Here we have a strong case for restoring full autonomy to Jammu and Kashmir.
Via ninety-two historical documents which are reproduced, the book suggests
revisiting Article 370 with a draft proposal. Noorani believes that with political
will, sincerity of purpose and a spirit of compromise, it would not be difficult to
retrieve from the wreckage of Article 370 a constitutional settlement to satisfy the
aspirations of the people of Jammu and Kashmir. Though the arguments and
facts documented in the book are not new, its uniqueness lies in the evidence it
provides to support the arguments. The author has painstakingly collected
together rare, often unseen and unnoticed, letters, memoranda, White Papers,
proclamations and amendments that give this book authenticity and make it an
indispensable source on Kashmir.
One can hardly find any gaps and its only drawback is that its language may
restrict its readership a bit.
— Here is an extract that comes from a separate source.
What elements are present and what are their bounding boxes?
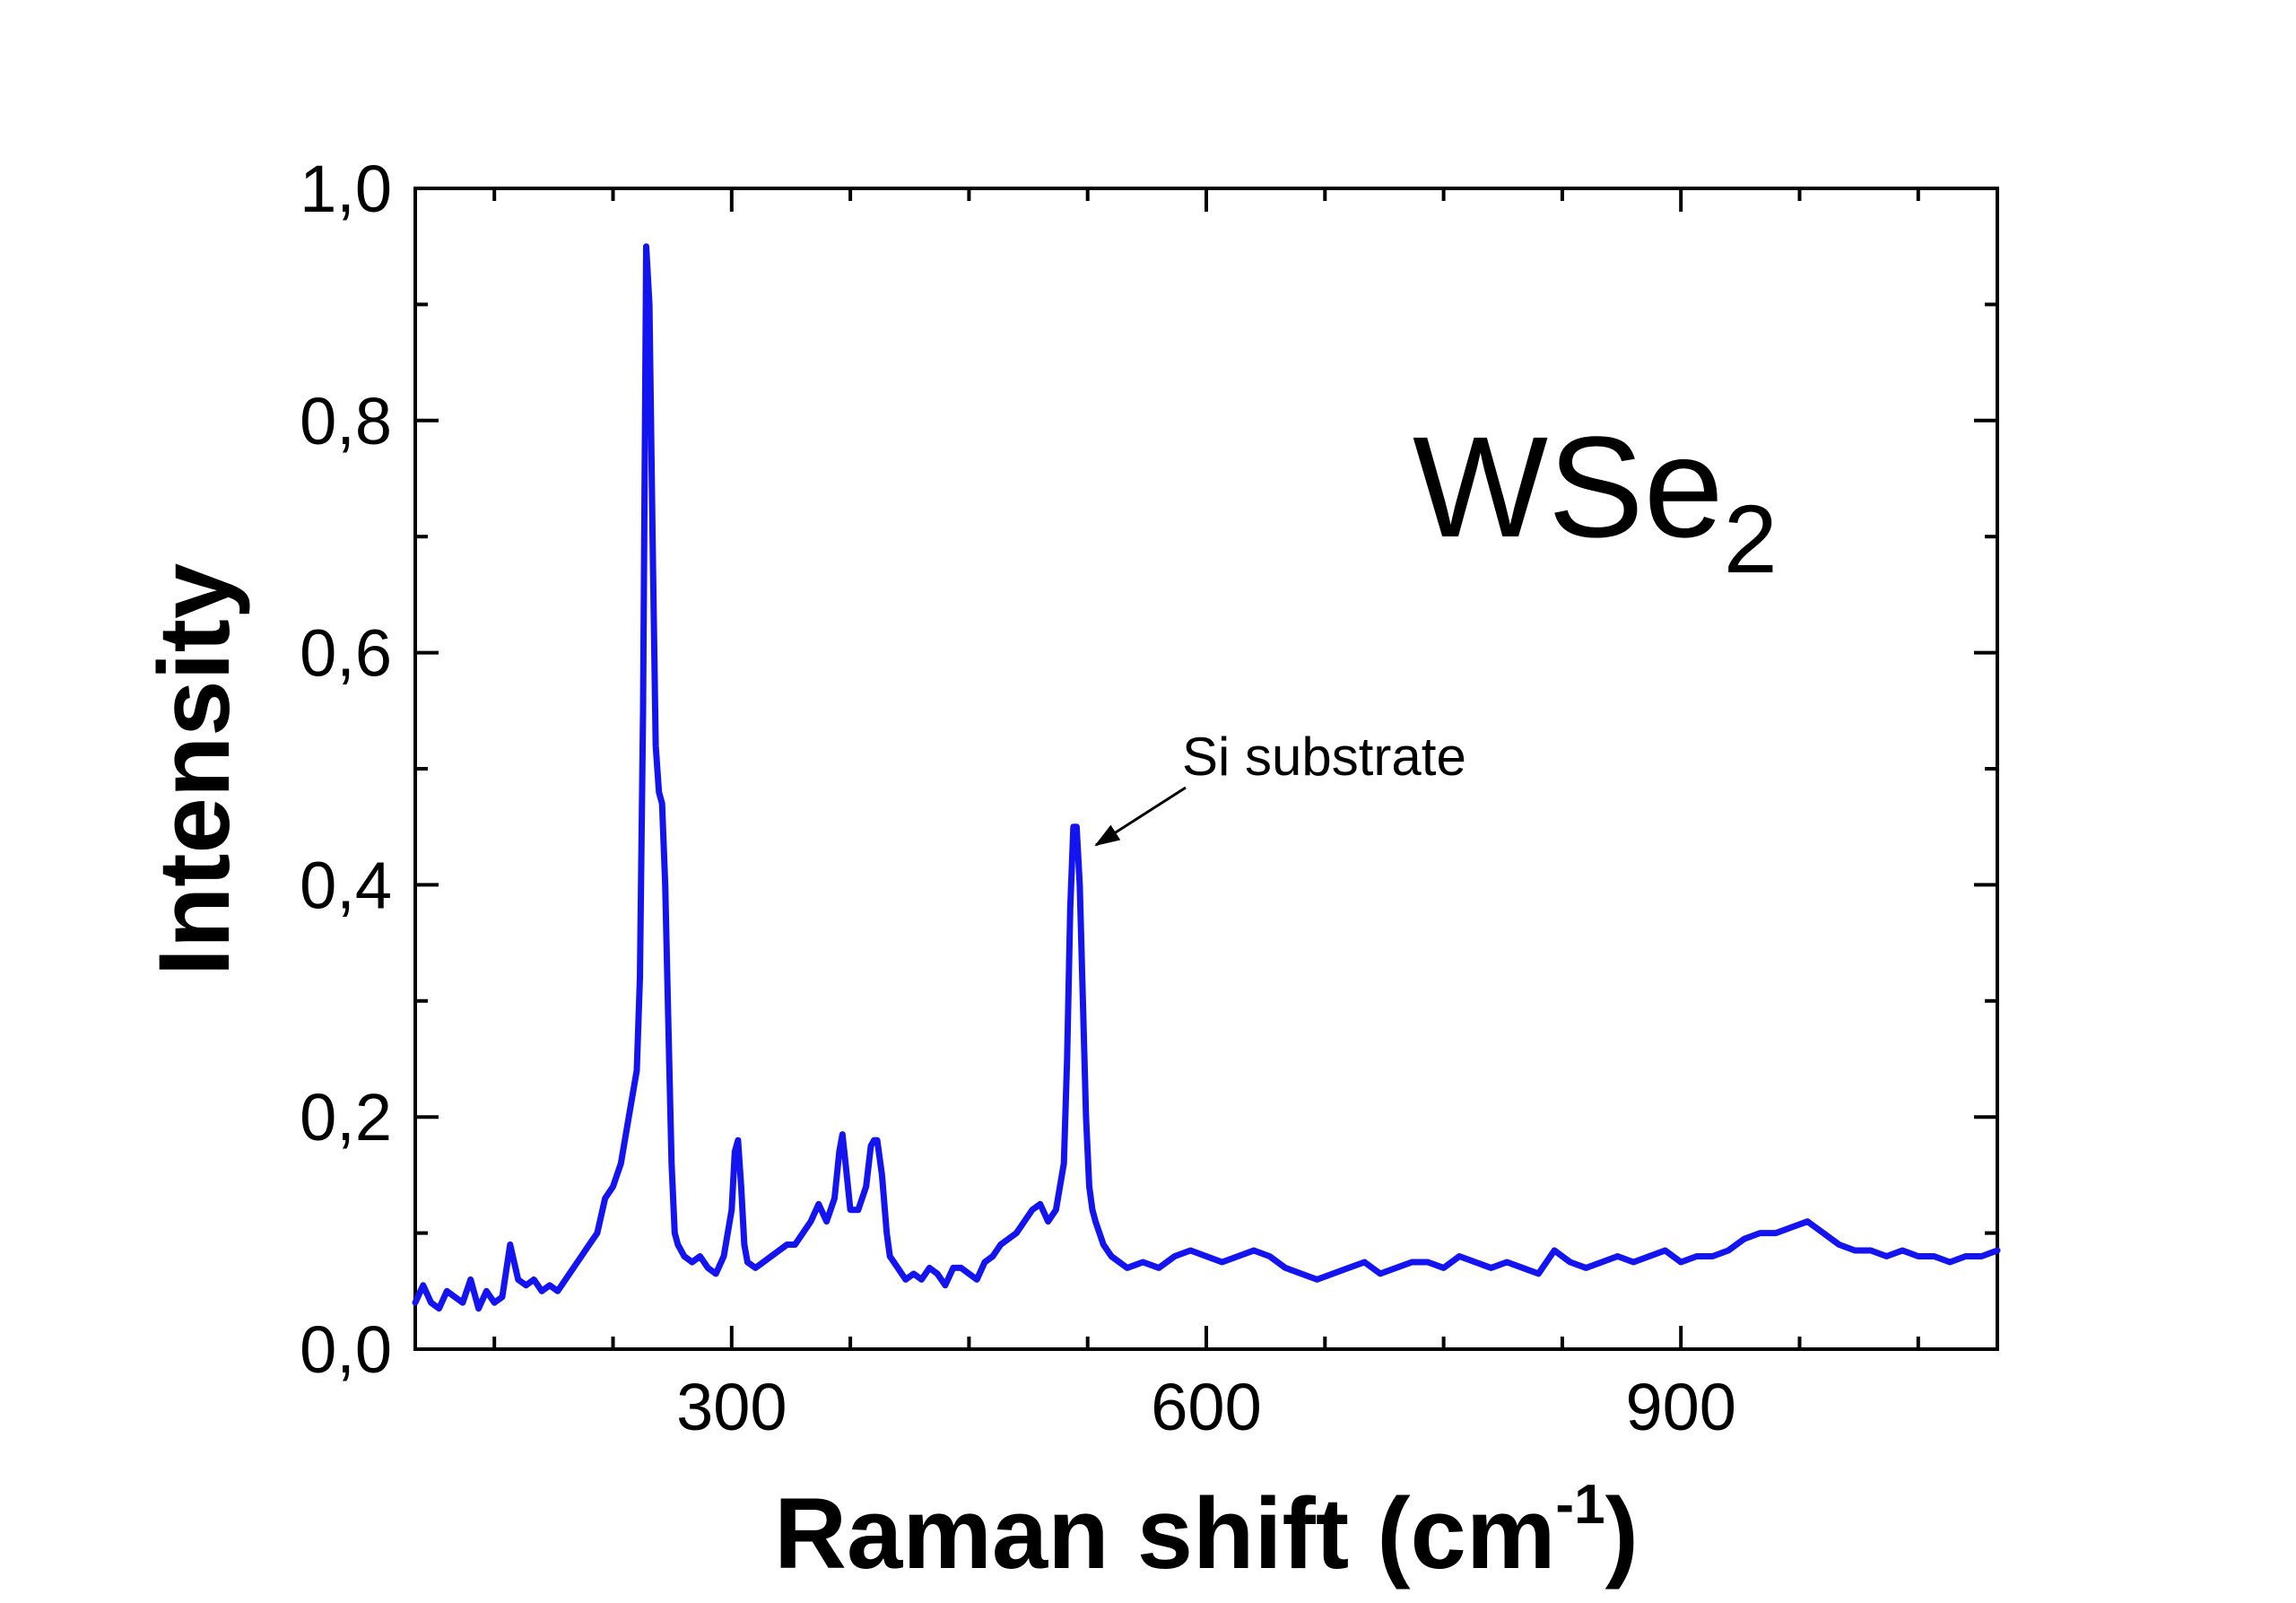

Since the book is mostly in the form of Resolutions,
White Papers and proceedings, in the form of what one might call constitutional
language, it may be difficult for everyone to understand. A bit of commentary on
the part of the author on these documents would have been appreciated. Also,
the price of the book is slightly on the high side.
However, this in no way takes credit away from the author. It is a book that can
be studied by all, irrespective of discipline – an essential read for all policymakers
and students of Kashmiri history and politics.